Ее похоронили на церковном кладбище, прямо у входа в церковь, чтобы отец видел могилу, встречая прихожан. Я терялся в догадках: как этот суровый, богобоязненный человек женился на таком нежном, земном создании. Мысль, что его обуревали неведомые мне страсти, тревожила меня, и я старался выкинуть ее из головы.

Мне было двадцать пять, когда умер отец. Я путешествовал по Европе и узнал, лишь вернувшись в Англию. В ту зиму он вроде бы простудился, запустил болезнь (он крайне редко топил в доме, разве что в сильные морозы), не соблюдал постельный режим и в один прекрасный день свалился прямо в церкви. Начался жар, и отец умер, не приходя в сознание, оставив мне приличное наследство и необъяснимое ощущение, что теперь, мертвый, он сможет следить за каждым моим движением.
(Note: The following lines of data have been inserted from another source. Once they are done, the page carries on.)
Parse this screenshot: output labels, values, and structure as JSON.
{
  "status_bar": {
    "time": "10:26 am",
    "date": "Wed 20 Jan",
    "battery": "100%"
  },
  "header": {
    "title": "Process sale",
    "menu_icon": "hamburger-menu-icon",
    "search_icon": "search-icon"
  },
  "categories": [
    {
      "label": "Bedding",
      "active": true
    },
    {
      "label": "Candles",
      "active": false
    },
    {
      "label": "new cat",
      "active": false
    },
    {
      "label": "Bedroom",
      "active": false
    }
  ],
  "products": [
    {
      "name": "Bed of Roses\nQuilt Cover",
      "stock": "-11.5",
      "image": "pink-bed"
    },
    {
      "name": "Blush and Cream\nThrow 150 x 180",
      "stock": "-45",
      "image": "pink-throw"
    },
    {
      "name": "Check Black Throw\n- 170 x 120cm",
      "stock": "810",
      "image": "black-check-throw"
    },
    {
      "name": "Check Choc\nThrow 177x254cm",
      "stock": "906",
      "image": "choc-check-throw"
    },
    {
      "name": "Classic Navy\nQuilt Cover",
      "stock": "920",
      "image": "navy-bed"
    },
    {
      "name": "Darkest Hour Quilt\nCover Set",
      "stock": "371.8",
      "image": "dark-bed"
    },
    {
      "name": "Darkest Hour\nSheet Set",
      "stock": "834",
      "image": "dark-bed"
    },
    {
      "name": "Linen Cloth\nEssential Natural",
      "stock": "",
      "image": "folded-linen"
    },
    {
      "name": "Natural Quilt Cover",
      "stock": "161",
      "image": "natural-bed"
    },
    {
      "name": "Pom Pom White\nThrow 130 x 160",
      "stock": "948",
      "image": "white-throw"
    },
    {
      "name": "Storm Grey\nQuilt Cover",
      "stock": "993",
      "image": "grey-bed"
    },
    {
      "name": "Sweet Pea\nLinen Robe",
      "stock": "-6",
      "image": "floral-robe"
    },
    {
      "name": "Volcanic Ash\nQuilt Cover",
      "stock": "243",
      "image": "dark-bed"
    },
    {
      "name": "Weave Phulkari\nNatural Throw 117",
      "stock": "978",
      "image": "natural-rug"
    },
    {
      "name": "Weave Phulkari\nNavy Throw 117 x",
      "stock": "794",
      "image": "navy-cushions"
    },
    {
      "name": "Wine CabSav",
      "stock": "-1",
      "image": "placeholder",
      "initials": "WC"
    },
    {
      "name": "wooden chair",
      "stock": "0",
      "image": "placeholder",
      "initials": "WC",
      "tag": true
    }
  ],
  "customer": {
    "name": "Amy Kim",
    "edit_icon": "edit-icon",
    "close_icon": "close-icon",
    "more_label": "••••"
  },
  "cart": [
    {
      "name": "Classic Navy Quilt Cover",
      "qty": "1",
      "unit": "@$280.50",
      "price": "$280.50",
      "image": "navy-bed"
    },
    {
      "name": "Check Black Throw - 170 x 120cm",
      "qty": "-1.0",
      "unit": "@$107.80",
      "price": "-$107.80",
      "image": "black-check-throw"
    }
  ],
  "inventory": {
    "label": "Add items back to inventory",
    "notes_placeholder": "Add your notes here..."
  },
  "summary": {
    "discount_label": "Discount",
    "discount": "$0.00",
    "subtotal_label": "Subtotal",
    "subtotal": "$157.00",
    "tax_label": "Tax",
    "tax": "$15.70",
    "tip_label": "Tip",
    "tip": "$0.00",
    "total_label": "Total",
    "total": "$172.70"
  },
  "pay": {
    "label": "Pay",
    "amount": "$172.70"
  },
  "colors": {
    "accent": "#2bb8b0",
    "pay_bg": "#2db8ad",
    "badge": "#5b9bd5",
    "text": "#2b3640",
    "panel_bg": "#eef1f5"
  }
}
Я переехал в Лондон. Я весьма недурно рисовал и желал стать художником. Открыв для себя Британский музей и Королевскую академию искусств, я с головой ушел в живопись и скульптуру. Я намеревался создать себе имя, и, сняв студию в Кеннингтоне, пять лет работал над картинами для своей первой выставки. В основном я писал аллегорические портреты, черпая идеи в произведениях Шекспира и классической мифологии, работая обычно маслом — это необходимо для тщательной проработки деталей, которая мне так нравилась. Один гость, пришедший взглянуть на картины, заметил, что мой стиль «весьма напоминает прерафаэлитов». Вдохновившись, я стал намеренно пестовать эту схожесть, заимствуя сюжеты из поэзии Россетти,[3] хотя сам он отнюдь не казался мне человеком, которому следовало бы подражать.

Основная проблема заключалась в поиске моделей: у меня было мало знакомых в Лондоне, и после весьма неловкого случая в Хеймаркете я не решался обращаться к подходящим на вид женщинам с предложением работы. Мужчин писать не хотелось, в женщинах я видел куда больше поэзии — точнее, в особом типе женщин. Я дал объявление в «Тайме», но из двадцати откликнувшихся претенденток лишь одну или двух можно было условно назвать красивыми и уж вовсе ни одну — «приличной». Но пока они не раскрывали своих вульгарных ртов, я не жаловался и теперь, оглядываясь на свои ранние работы, с трудом могу поверить, что у очаровательной Джульетты был незаконнорожденный ребенок, а невинная Золушка любила приложиться к бутылке джина. В те дни я узнал о женщинах больше, чем когда-либо хотел знать. Я слушал их болтовню, видел их развращенность, читал их грязные мысли и презирал, несмотря на хорошенькие личики.

Некоторые пробовали соблазнить меня своими дешевыми уловками, но в те времена я держал своего внутреннего змия под контролем: каждое воскресенье я ходил в церковь, днем работал в студии, а вечерами отдыхал в респектабельном клубе. У меня было несколько приятелей, но я редко испытывал нужду в компании. Ведь у меня было искусство. Я даже вообразил, что женщины не имеют надо мной власти, что я наконец обуздал порывы грешной плоти. Вот на таком самомнении Господь и колесует грешников. Но время бежит, и я должен перепрыгнуть еще через три года, к тому моменту, когда мне исполнилось тридцать три, в тот ясный осенний день, когда я встретил свою Немезиду.

Одно время я писал детей — найти красивого ребенка, которого мать готова отпускать на несколько часов в день, не составляло труда. Я платил им по шиллингу в час — больше, чем некоторые из этих женщин зарабатывали сами. Итак, я, как обычно, гулял по парку и вдруг заметил женщину с ребенком — некрасивую особу в черном и маленькую девочку лет десяти, чье лицо было столь поразительно, что я остановился, не в силах отвести глаз.

Худенькая девочка, закутанная в уродливую черную пелерину, словно с чужого плеча, двигалась с необычным для своего возраста изяществом, но более всего меня потряс цвет ее волос — скорее белые, чем золотистые, и на мгновение она показалась маленькой старухой, подкидышем, оставленным эльфами среди веселых румяных ребятишек. У нее было заостренное почти бесцветное лицо, большие бездонные глаза, не по-детски пухлые, но бледные губы и удивительно трагичный вид.